Other unprecedented events also preceded the trial. In 2000, Mariano
Faget, a 34-year-old federal immigration department employee and
Cuban American, was convicted under federal espionage laws for
disclosing classified government information.

At one point that spring, tensions escalated so much that someone
left bananas on the steps of Miami City Hall, an action interpreted
by many as an offensive reference to the city as a "banana republic."

The Wasp Network case also had a direct connection to the shooting
down of two Brothers to the Rescue planes in 1996, an attack that
remains an open wound for many Cuban Americans.

Hernández was convicted of conspiracy to commit murder for his
alleged role in providing the Brothers' flight plan to the Cubans.
Four people died when a Cuban MiG shot down the planes over the
Florida Straits as they searched for rafters. A third plane, piloted
by Basulto, returned safely to Miami.

Prosecutors said the network gained access to exile groups, spreading
disinformation, spying for Castro and trying to steal military
secrets. One defendant, Guerrero, became a laborer at the Boca Chica
Naval Air Station near Key West.

A 12-member jury decided the case. Five were Hispanics, but none were
Cuban American. During the trial, family members of those shot down
in the two planes sat vigil in the courtroom.


In 2002, as part of the appeal, Dr. Lisandro Pérez, professor of
sociology at Florida International University and then-director of
the Cuban Research Institute, prepared an analysis of survey data and
other information for defense lawyers.

According to last week's ruling, he concluded that ''the possibility
of selecting 12 citizens of Miami-Dade County who can be impartial in
a case involving acknowledged agents of the Cuban government is
virtually zero,'' even without any Cuban Americans on the jury.
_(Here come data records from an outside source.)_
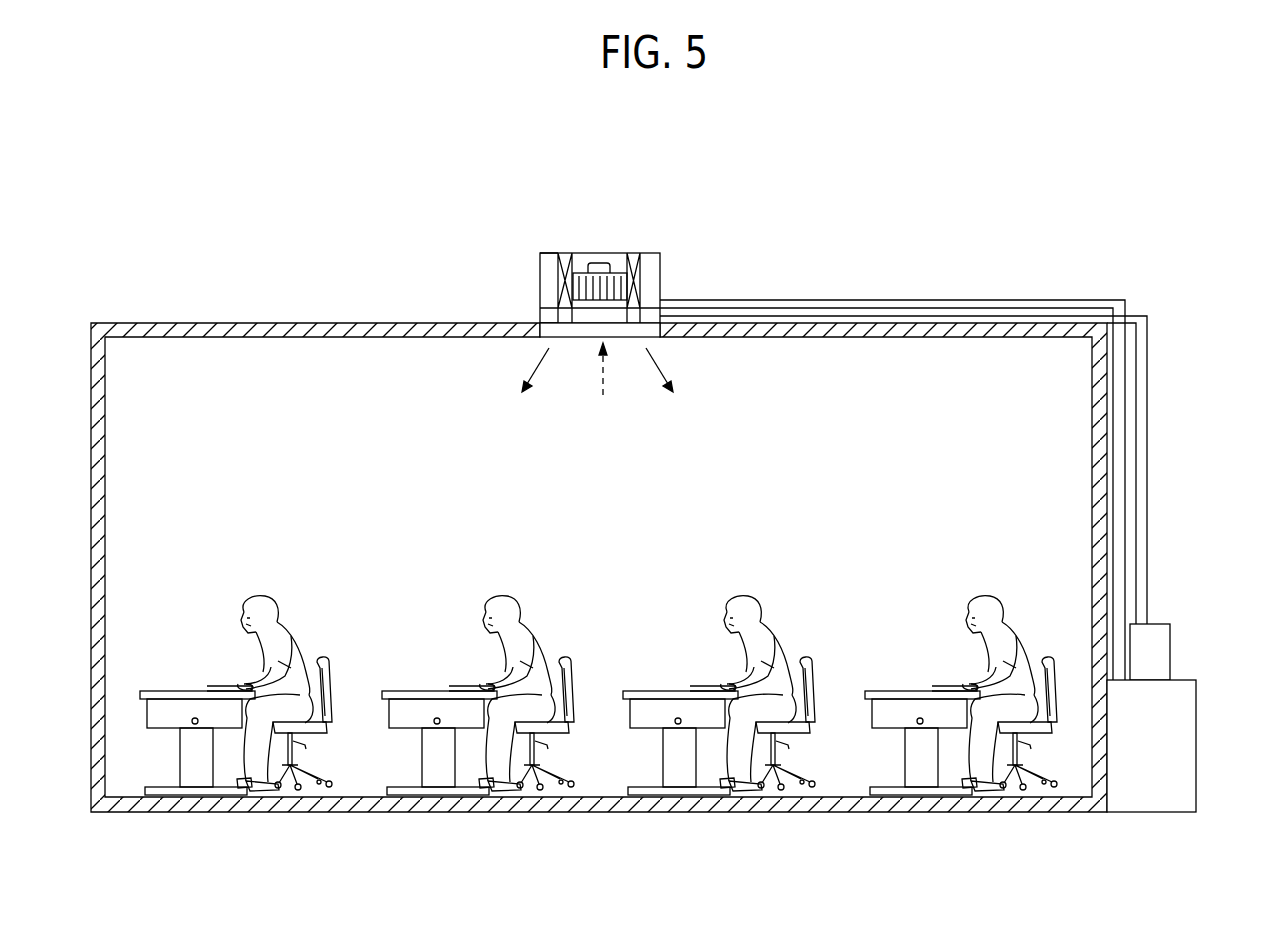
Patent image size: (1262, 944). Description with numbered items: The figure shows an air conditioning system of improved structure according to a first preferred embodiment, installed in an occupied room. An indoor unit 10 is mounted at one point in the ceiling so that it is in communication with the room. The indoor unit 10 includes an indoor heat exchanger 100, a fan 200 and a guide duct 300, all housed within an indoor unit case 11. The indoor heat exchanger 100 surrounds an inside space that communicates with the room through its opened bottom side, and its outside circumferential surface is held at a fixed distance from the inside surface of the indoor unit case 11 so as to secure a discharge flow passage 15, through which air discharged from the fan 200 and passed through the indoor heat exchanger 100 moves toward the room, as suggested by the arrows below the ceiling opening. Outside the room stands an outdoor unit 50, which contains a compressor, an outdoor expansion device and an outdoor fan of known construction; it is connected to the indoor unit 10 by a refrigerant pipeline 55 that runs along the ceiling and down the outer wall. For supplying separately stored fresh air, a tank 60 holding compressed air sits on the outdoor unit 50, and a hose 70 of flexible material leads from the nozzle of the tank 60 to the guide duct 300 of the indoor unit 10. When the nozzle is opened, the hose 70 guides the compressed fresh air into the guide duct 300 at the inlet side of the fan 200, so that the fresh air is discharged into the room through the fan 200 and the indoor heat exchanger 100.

The indoor unit 10 is at (592, 254).
The indoor unit case 11 is at (546, 268).
The discharge flow passage 15 is at (548, 292).
The indoor heat exchanger 100 is at (628, 282).
The fan 200 is at (628, 270).
The guide duct 300 is at (530, 315).
The refrigerant pipeline 55 is at (947, 300).
The hose 70 is at (1148, 480).
The tank 60 is at (1182, 646).
The outdoor unit 50 is at (1186, 752).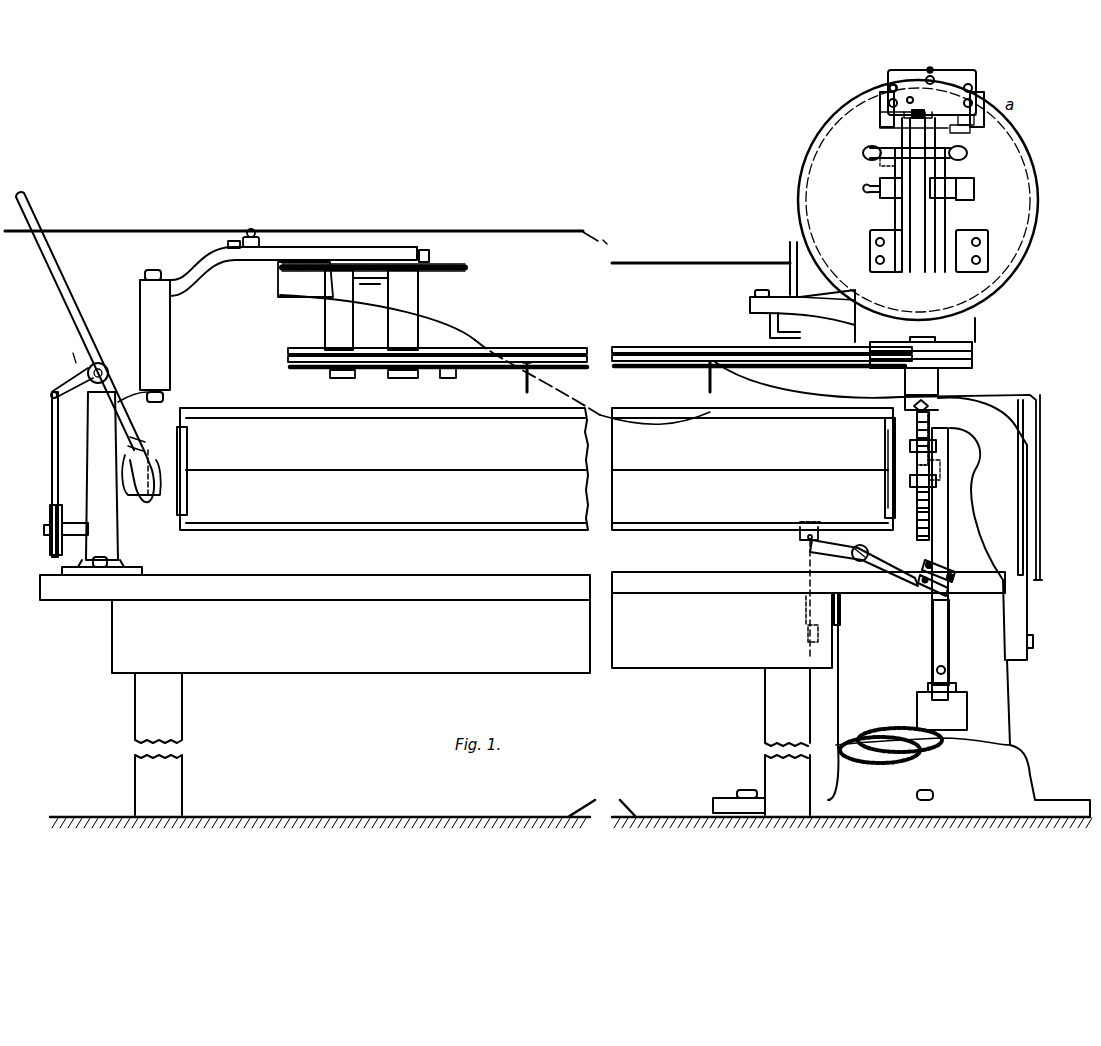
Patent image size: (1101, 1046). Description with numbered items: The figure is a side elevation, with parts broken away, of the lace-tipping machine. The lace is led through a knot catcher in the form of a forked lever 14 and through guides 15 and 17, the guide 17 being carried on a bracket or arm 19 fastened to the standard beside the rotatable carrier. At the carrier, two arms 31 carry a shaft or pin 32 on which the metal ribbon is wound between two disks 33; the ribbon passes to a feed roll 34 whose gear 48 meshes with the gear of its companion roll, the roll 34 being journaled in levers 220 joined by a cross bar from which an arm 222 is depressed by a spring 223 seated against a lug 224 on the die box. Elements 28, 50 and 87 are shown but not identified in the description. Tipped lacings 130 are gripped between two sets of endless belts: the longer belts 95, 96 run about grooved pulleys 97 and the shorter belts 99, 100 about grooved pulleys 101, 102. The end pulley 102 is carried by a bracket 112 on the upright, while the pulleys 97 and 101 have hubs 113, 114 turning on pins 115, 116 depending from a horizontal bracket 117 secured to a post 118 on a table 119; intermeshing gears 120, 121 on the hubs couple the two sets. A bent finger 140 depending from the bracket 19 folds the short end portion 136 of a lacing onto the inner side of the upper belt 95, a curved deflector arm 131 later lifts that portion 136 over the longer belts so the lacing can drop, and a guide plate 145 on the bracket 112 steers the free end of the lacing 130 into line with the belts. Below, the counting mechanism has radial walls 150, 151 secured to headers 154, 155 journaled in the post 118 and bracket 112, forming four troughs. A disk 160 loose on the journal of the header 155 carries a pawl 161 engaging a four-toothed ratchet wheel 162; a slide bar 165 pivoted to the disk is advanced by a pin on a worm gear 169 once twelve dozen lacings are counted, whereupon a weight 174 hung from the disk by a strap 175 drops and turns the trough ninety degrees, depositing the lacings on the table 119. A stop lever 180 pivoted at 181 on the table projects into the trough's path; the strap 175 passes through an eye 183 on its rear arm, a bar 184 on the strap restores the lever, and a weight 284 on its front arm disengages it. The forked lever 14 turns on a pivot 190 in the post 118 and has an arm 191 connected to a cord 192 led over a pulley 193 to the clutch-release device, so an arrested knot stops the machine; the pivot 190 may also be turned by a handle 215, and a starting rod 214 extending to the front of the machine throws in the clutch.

The forked lever 14 is at (60, 298).
The guide 15 is at (255, 233).
The guide 17 is at (788, 262).
The bracket or arm 19 is at (808, 300).
The disc head 28 is at (1035, 256).
The arms 31 is at (950, 222).
The shaft or pin 32 is at (975, 190).
The disks 33 is at (950, 182).
The feed roll 34 is at (870, 150).
The gear 48 is at (972, 134).
The top block 50 is at (952, 82).
The screw 87 is at (921, 60).
The belt 95 is at (288, 350).
The belt 96 is at (288, 361).
The grooved pulley 97 is at (306, 372).
The belt 99 is at (548, 350).
The belt 100 is at (648, 366).
The grooved pulley 101 is at (456, 380).
The grooved pulley 102 is at (938, 342).
The bracket 112 is at (998, 565).
The hub 113 is at (324, 318).
The hub 114 is at (420, 300).
The shaft or pin 115 is at (342, 380).
The shaft or pin 116 is at (405, 380).
The horizontally extended bracket 117 is at (262, 262).
The upright or post 118 is at (85, 421).
The table 119 is at (255, 580).
The gear 120 is at (318, 270).
The gear 121 is at (458, 270).
The tipped lacing 130 is at (1042, 490).
The downwardly curved finger or arm 131 is at (395, 312).
The short end portion 136 is at (523, 380).
The bent finger or arm 140 is at (784, 340).
The guide plate 145 is at (1024, 383).
The radially disposed wall 150 is at (690, 404).
The radially disposed wall 151 is at (705, 528).
The header 154 is at (188, 452).
The header 155 is at (886, 486).
The disk or wheel 160 is at (949, 514).
The pawl 161 is at (917, 455).
The ratchet wheel 162 is at (915, 482).
The bar 165 is at (932, 420).
The worm gear 169 is at (925, 545).
The weight 174 is at (960, 690).
The strap 175 is at (949, 636).
The stop lever 180 is at (810, 540).
The pivot 181 is at (868, 548).
The eye or guide 183 is at (926, 588).
The bar or device 184 is at (945, 568).
The pivot 190 is at (108, 373).
The arm 191 is at (110, 358).
The cord, chain or flexible device 192 is at (52, 445).
The pulley 193 is at (48, 515).
The starting rod 214 is at (840, 615).
The handle 215 is at (150, 500).
The arms or levers 220 is at (960, 108).
The arm 222 is at (978, 125).
The spring 223 is at (880, 112).
The lug 224 is at (890, 88).
The weight 284 is at (808, 635).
And Perez, who is Cuban American, says he hasn't altered his opinion
much in the intervening years.

"I just don't think a lot has changed since then, certainly not
since that trial,'' he said last week. ``Some of the parameters are
broader, to be sure, but there is a continued predominance of the
hard-line view."

But others say that just isn't so. Bendixen, who studies the
community, notes that the case of Cuban militant Luis Posada
Carriles, now in custody on immigration charges and suspected in
several acts of anti-Castro terrorism, hasn't provoked an enormous,
overt outcry.

"In the past, his case might have caused demonstrations and actions
and rhetoric, but the case has gotten a slack reception in Miami.
There's been no discernible reaction from Cuban exiles," he said.

And Kendall Coffey, who represented Elián's Miami relatives, said
"revenge and payback" are things of the past for the city. People
haven't forgotten Elián, he said, but they have learned to move on.

"The court opinion seems to chronicle the view that Miami doesn't
tolerate free speech or free decision-making within the domain of
Castro, but I fundamentally disagree," he said. "I don't think it
was a factor that contaminated the ability of jurors to be impartial
in judging a spy case that was fundamentally unrelated to the issues
surrounding Elián. . . . I certainly don't think this is a community
that wanted to punish the innocent for Elián."